Страница 37 из 52
Крамской горячо, страстно говорит о значении передвижничества в развитии русской национальной школы, о связи художника с жизнью… Толстой слушает с большим интересом. Да, да, для него этот вопрос весьма важен: он, по секрету сказать, работает сейчас над романом о глубокой драме современной женщины, и суть характера Анны Карениной, главной героини, должна быть заключена не в рамки семейных отношений, а исходить из целой системы взглядов на жизнь… Система взглядов. О, тут было им о чем поговорить!.. Крамской весь так и сиял, светился, найдя понимание в лице этого великого, мудрого человека… Но как только он касался портрета, Толстого будто подменяли — он становился холоден, упрям и несговорчив.

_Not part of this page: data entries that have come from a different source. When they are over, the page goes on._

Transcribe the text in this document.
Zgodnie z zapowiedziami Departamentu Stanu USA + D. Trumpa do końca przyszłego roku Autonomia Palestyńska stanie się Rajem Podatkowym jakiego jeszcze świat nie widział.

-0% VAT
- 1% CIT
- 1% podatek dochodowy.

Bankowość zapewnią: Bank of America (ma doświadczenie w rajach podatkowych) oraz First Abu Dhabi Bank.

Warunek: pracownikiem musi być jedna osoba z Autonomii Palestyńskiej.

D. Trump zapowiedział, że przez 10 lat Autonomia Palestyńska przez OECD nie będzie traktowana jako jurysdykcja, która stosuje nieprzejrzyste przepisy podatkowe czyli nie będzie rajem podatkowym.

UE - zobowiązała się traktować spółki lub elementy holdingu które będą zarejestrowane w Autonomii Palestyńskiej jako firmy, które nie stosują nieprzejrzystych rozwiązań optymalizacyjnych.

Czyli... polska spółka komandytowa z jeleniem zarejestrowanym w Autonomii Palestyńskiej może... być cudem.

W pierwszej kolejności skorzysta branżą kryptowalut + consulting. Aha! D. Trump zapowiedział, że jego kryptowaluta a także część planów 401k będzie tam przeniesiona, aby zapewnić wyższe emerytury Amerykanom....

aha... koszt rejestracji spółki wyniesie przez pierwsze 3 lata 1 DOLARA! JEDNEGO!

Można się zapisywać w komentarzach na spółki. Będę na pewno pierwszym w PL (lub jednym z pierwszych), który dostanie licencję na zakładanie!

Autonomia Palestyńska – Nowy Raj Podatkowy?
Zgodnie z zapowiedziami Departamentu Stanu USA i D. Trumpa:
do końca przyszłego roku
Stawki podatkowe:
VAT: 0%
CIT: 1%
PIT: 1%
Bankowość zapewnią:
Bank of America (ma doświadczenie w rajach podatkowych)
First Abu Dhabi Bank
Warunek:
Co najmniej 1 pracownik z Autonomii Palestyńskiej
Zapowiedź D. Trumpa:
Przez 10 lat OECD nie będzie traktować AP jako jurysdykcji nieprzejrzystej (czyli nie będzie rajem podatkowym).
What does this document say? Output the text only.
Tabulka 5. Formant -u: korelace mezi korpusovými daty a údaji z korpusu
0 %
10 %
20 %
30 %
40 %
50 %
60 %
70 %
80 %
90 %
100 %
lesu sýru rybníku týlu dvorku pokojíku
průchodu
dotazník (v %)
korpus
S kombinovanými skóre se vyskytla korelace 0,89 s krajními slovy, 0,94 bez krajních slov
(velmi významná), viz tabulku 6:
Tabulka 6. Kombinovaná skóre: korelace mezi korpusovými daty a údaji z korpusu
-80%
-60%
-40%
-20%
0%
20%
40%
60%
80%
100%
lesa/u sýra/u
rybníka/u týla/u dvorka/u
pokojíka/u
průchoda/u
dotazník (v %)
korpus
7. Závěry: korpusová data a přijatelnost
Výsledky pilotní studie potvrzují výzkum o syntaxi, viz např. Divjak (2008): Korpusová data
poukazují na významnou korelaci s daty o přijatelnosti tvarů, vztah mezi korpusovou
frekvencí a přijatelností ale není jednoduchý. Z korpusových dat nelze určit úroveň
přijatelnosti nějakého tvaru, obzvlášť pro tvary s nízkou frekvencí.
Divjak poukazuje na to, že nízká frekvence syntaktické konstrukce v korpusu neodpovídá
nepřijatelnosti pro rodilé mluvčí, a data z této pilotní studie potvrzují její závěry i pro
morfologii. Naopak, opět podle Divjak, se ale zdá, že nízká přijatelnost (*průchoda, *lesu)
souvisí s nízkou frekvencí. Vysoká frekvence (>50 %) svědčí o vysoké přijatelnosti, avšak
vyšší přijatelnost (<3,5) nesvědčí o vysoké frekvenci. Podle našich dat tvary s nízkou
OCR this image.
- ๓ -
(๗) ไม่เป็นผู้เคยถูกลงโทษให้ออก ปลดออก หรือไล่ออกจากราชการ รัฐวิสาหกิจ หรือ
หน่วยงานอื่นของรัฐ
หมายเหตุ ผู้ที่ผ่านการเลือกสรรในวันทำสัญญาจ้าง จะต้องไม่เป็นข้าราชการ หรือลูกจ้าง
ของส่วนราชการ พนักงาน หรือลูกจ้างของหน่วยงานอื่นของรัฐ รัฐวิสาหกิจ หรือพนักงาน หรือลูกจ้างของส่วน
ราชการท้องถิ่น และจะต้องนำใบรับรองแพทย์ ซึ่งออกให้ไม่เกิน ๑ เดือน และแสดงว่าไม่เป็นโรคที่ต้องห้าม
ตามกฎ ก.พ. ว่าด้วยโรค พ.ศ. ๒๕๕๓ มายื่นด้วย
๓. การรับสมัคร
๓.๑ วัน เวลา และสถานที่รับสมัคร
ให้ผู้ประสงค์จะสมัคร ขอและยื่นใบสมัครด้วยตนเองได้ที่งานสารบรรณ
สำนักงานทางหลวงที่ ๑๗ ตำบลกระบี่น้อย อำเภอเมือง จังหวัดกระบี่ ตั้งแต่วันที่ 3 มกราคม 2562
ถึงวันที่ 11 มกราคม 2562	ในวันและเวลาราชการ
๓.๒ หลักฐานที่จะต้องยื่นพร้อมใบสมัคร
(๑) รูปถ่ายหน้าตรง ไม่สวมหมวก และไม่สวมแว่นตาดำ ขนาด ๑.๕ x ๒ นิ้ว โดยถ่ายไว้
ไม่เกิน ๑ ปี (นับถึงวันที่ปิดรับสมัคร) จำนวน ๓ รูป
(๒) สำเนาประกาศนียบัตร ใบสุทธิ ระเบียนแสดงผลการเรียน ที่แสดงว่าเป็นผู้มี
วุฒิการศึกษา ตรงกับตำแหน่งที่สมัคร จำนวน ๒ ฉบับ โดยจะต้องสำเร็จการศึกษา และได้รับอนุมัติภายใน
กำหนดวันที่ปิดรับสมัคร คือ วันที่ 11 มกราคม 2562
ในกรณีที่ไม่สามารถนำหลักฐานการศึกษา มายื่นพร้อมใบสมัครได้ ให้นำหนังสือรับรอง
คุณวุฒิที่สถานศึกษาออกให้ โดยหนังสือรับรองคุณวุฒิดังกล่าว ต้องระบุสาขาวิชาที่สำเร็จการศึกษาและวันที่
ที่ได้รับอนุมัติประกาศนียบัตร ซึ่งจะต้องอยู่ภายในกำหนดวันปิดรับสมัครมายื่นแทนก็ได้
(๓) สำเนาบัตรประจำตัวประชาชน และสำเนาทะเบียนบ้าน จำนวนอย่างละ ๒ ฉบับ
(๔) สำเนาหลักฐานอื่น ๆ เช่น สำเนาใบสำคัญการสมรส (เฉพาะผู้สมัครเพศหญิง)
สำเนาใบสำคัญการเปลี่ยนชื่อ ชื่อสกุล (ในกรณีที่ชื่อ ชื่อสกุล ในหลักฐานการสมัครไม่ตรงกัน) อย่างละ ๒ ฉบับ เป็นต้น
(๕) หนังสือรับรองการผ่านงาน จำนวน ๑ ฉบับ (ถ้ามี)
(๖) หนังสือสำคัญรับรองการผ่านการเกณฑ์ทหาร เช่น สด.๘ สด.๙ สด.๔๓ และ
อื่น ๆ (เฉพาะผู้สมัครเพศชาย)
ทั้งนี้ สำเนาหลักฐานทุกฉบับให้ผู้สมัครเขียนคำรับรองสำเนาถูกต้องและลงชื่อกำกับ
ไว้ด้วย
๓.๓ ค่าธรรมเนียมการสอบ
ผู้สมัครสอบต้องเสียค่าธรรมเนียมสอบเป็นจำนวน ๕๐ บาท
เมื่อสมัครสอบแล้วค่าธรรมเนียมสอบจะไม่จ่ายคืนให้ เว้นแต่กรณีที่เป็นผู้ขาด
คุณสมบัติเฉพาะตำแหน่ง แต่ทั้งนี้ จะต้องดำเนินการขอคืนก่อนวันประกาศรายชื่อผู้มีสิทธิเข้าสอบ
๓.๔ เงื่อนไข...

— Нет, нет, освободите меня от этого, — хмуро качал он головой. — Не смогу я позировать. Любая поза претит мне… Нет, не смогу.
Однако ж и Крамскому дальше отступать некуда: либо сейчас, либо — никогда. И он, делая вид, что уже смирился со своей неудачей, со вздохом говорит:
— Ну что ж, очень жаль, очень жаль. Я понимаю и уважаю причины отказа вашего сиятельства, не имею права настаивать, но, поверьте моему слову, рано или поздно ваш портрет будет в галерее.
— Как так? — удивился Толстой, не совсем понимая.
— Очень просто, — ответил расстроенный, но все еще не теряющий надежды Крамской. — Не напишу я вашего портрета, не напишет никто из моих современников, но лет этак через сорок или пятьдесят он будет написан… И тогда останется только пожалеть о том, что портрет не был написан своевременно.
Толстой задумался. А Крамской вдруг встал, готовый откланяться:
— Простите бога ради, столько драгоценного времени у вас отнял…
— Погодите. Что же мне с вами делать, ума не приложу? Нет, нет, не в моем это духе… — заколебался Толстой. И Крамской не преминул этим воспользоваться.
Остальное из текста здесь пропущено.